Rounding out Big Yellow Taxi (named for one of Mitchell’s most well-known tunes) are Joe FitzPatrick on drums, John Cabán on electric guitar, Robert Sherwood on keyboards, and Anne Patterson on percussion; the latter two provide most of the backup vocals.
Cahillane says the band stays pretty faithful to Mitchell’s arrangements but is also willing “to take liberties” on some songs, noting that Mitchell herself often varied her live performances from her records: “We feel we approach her songs in the same spirit she did.”
Watermelon Wednesdays, the acoustic music series that takes place in the snug West Whately Chapel, began over 25 years ago strictly as a summer concert program, with fresh watermelon slices served up for audience members during intermission.
But the series has grown over the years to include some winter and spring shows, too, including on May 22, when Ukrainian native and violinist Solomiya Ivakhiv comes to the chapel at 7:30 p.m.
Ivakhi, who teaches music at the University of Connecticut and the Longy School of Music of Bard College in Cambridge, is an acclaimed soloist and chamber musician who’s played in concert halls across the U.S. and Europe.
West Whately might be a more modest venue, but Ivakhi’s concert will also benefit a good cause, raising money for Ukrainian musicians in response to Ukraine’s ongoing war with Russia.
Ivakhiv played a solo benefit show in Whately last fall, but this time she’ll be joined by Steven Beck, a UMass Amherst professor of keyboard music, on harpsichord, with the two musicians playing a selection of Bach sonatas for violin and harpsichord.

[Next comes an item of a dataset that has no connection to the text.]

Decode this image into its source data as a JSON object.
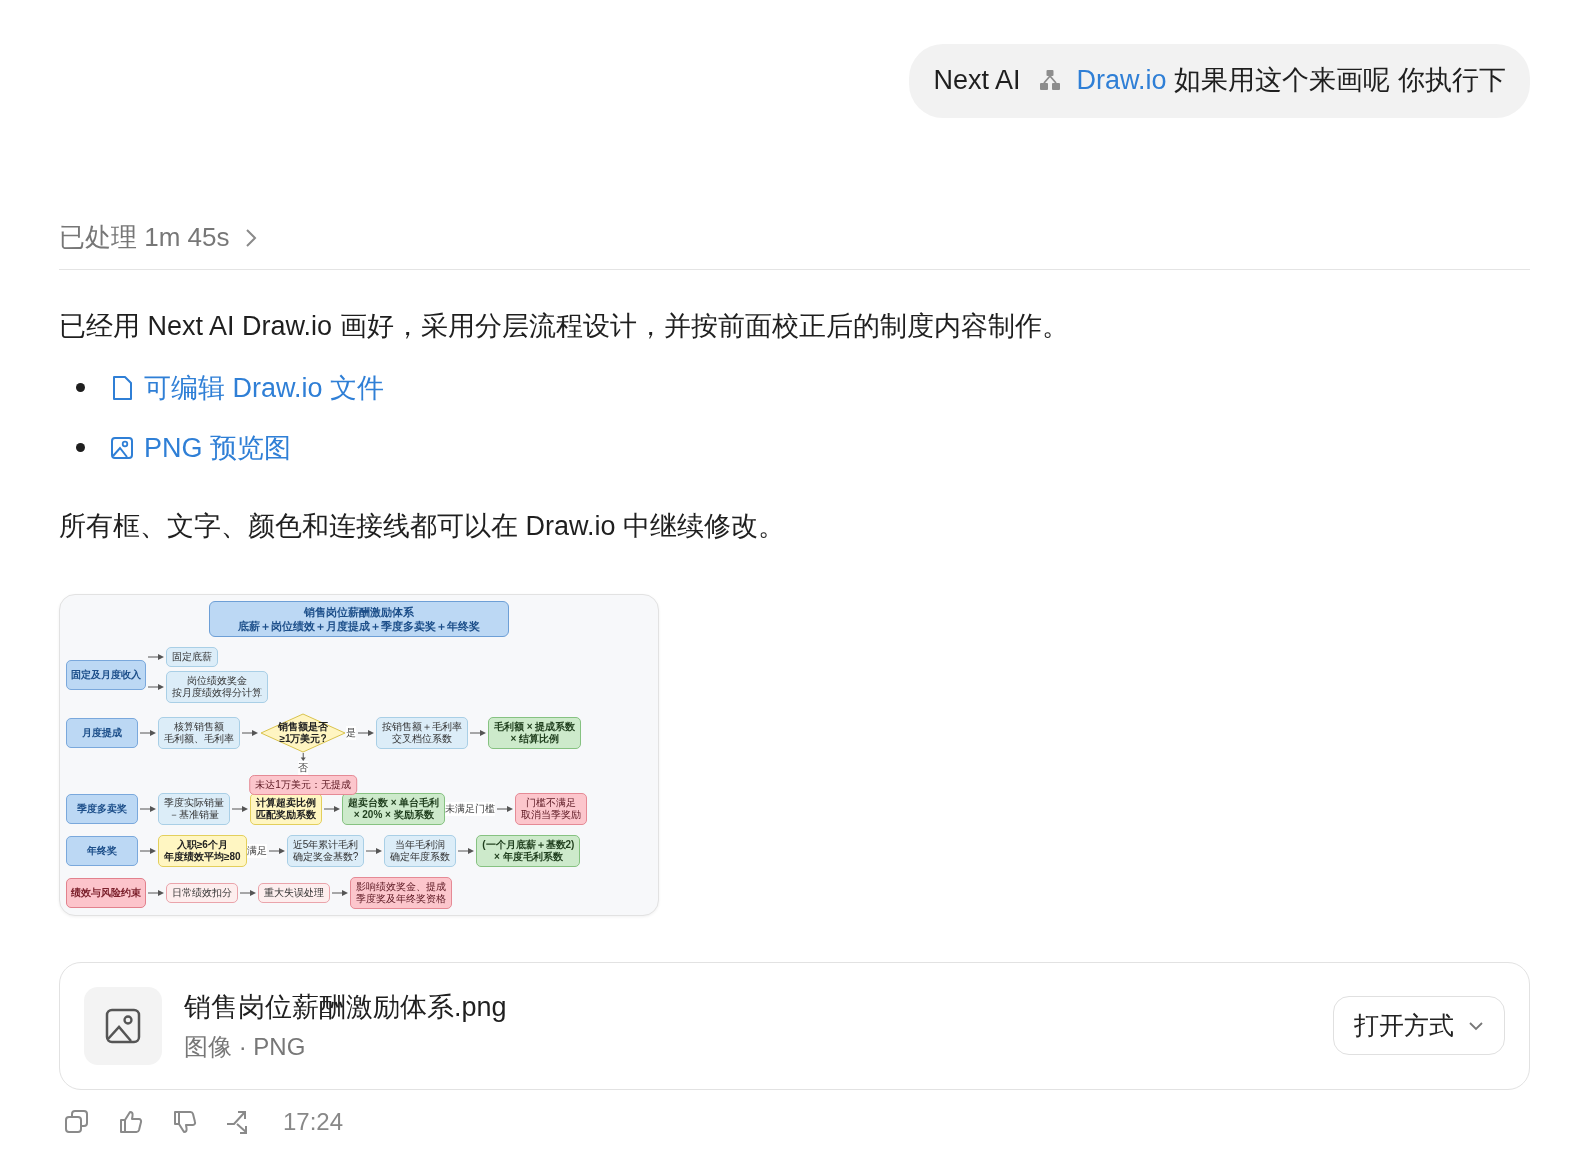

Indie rock with The Fawns and instrumental jazz-rock with Vimana are on the bill tonight (Friday, May 17) at Hawks & Reed Performing Arts Center in Greenfield. The night begins at 7:30 p.m. with music from Dj Andujar.
Valley Jazz Voices, the long-running, community jazz vocal group, comes to CitySpace in Easthampton on May 18 at 7 p.m. A singers’ open mic follows at 8:15 p.m.
Michael Tarbox, frontman for the rootsy acoustic group The Tarbox Ramblers, plays a solo show on May 18 at 7:30 p.m. at The Parlor Room in Northampton.
The Happy Valley Guitar Orchestra will be at the Bombyx Center in Florence on May 18 at 7 p.m. to play arrangements of music by Bach, the Beatles, Heitor Villa-Lobos and more.
The Drake in Amherst will feature a variety of indie rock on May 23, beginning at 8 p.m., with Eleanor Levine, Lux Deluxe, and 2/3rds the Bird. The show benefits research for a cure for ocular melanoma, eye cancer.
It’s a night for rootsy rock at Luthier’s Co-op in Easthampton on May 25 with Original Cowards (& friends) and Lonesome Brothers, starting at 7 p.m.
Taylor Ho Bynum’s JAK4, an ensemble of cornet, harp, bass clarinet, and bass, will play at Holyoke Media on May 29 at 7:30 p.m, as part of the Pioneer Valley Jazz Shares series.
On a sadder note: The Field Day Music Fest, a new rock and roll festival that was slated to take place at Northampton’s Three County Fairgrounds May 31-June 1, was canceled last week, as organizers say ticket sales and sponsorship didn’t pan out.
In an email to the Gazette and on social media, lead producer Peter Hamelin said despite the festival having “a strong vision, a dedicated team, and a stellar lineup,” lower-than-expected ticket sales and sponsorship had left organizers facing “the very real possibility of devastating financial loss.”
All advance ticket sales are being refunded, said Hamelin, who urged music fans to support other independent music shows in the region.